The different levels of the framework are interconnected, and the model illustrates the complex interplay between individual, parent, family, health care providers, health services, community, and societal and policy factors, as well as the range of factors that can enable or hinder parent and community engagement. Using this framework, we have already conducted an initial mapping of literature about parent engagement and found a wealth of knowledge, but also identified major gaps. We continue to think about it and consider how to strengthen it and advance it for future work.

Why do I care so much about women’s voice in newborn politics? My journey working on maternal and newborn health coincided with me becoming a parent. My first child was born just one year after starting with Save the Children; the second child was born three years later. Therefore, my lens on maternal and newborn health was never just from a professional standpoint; it was indeed quite personal as I physically, mentally and emotionally went through the antenatal, childbirth and postnatal periods while working on the issues. You can read more about my personal experience here.

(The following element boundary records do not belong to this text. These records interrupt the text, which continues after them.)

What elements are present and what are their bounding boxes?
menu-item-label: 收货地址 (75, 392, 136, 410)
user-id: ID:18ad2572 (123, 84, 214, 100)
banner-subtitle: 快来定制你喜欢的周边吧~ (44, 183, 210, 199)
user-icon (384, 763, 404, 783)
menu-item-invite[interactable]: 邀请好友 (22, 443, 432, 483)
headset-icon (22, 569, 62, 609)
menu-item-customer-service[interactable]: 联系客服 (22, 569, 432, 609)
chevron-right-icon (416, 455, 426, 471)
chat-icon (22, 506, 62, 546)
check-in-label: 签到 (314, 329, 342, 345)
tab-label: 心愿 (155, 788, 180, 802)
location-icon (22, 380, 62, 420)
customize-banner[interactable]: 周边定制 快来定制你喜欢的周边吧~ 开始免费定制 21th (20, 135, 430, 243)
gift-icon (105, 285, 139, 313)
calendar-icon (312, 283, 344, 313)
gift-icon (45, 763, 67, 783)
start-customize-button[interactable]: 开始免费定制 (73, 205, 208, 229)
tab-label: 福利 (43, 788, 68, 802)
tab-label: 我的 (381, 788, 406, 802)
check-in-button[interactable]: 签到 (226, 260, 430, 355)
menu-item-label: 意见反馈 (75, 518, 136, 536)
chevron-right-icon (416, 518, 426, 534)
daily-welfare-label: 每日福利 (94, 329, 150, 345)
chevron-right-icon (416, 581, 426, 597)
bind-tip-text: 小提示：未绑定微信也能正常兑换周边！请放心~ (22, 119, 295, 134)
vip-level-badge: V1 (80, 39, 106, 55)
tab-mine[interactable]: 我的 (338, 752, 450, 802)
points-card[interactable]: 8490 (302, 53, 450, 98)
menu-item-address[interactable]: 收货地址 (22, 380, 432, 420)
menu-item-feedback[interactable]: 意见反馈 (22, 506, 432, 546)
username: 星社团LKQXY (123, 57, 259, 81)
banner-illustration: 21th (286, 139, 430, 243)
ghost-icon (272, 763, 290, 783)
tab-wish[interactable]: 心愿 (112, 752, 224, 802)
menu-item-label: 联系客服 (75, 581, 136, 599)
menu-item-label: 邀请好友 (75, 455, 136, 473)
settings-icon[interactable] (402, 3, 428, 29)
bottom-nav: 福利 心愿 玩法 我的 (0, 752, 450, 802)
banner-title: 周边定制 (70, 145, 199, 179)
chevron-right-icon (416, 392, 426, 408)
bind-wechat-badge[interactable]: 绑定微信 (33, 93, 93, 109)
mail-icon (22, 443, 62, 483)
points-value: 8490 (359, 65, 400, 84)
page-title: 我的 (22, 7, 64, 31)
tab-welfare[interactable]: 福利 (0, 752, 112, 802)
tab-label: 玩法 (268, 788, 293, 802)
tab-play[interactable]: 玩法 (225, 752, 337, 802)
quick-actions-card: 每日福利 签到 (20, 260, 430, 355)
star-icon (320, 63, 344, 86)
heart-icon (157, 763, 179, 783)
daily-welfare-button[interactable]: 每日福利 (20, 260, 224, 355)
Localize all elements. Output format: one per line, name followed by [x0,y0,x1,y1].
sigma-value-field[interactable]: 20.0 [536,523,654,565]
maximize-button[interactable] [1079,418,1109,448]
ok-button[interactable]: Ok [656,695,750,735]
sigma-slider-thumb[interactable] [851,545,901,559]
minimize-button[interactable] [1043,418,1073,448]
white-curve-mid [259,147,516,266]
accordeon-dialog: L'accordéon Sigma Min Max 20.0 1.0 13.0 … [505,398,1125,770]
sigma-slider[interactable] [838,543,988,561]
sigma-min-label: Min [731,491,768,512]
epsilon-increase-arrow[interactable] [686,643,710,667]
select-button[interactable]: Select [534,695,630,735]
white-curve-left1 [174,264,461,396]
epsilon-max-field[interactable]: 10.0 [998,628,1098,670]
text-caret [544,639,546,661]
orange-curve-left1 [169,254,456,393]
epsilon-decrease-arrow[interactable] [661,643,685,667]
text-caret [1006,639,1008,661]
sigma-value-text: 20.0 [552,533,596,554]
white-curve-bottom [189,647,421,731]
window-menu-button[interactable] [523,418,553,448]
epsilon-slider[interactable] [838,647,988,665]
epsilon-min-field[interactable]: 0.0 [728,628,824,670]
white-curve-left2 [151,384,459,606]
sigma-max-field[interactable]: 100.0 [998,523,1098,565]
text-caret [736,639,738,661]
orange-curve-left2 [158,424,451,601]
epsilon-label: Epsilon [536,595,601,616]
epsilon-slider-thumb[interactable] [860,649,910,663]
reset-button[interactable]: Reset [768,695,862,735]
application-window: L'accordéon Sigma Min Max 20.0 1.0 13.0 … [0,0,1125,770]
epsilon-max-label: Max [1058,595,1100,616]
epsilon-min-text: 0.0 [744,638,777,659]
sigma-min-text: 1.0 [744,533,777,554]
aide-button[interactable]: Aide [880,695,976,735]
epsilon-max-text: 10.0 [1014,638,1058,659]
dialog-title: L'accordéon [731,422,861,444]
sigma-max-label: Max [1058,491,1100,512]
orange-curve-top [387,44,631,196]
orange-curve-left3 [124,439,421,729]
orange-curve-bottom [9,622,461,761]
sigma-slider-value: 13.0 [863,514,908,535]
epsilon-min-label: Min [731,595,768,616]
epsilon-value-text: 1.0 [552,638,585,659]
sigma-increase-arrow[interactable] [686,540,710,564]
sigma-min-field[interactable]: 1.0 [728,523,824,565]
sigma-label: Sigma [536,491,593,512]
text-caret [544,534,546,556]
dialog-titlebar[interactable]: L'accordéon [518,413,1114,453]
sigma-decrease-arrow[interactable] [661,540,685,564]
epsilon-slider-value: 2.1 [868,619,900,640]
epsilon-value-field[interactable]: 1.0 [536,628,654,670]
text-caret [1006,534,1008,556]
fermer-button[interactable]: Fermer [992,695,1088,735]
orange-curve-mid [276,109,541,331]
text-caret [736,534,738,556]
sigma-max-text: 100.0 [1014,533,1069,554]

For the past decade, I have worked for Save the Children’s Saving Newborn Lives project, which has placed me at the forefront of global policy-making and allowed me to work in other African countries at local and national levels with Ministries of Health. Time and again, I found myself sitting as a new mother, at the decision-making table for newborn health policy and programming, and thinking “where are the women who have suffered and why are they not here demanding change.” Or I would walk through a maternity ward and a mother of a stillborn was recovering in a room full of women with newborns. “Why is she not given privacy?”

With my voice as a woman in newborn politics, I have been committed to bring the voice of affected parents to the table – and thankfully have met many other women and men on the same mission. I am most humbled when meeting affected mothers or fathers of stillbirth or prematurity who have started an organization that helps other affected families or who have the courage to speak up at high-level political national or global events. Parent groups are expanding and becoming more organized and, as such, we are seeing change.  Recently, two groups representing parent interests have been officially invited into the global “newborn survival network”. We have also had success with activities, such as World Prematurity Day and promoting the Kangaroo Mother Care challenge.  Elevating women’s participation in the politics of newborn health will be at the heart of the change we wish to see for all mothers and babies to survive and thrive.

And until then, as a woman, I remain enraged that other women are suffering. As a parent, I am heartbroken that other parents suffer the preventable death or disability of their child. As a health policy and systems researcher, I am determined to bring new ideas to the table and shift the tradition of burden specific advocacy into something bigger and more useful to health policy makers and health managers. As an advocate, I am committed to strengthening public participation of women in newborn politics.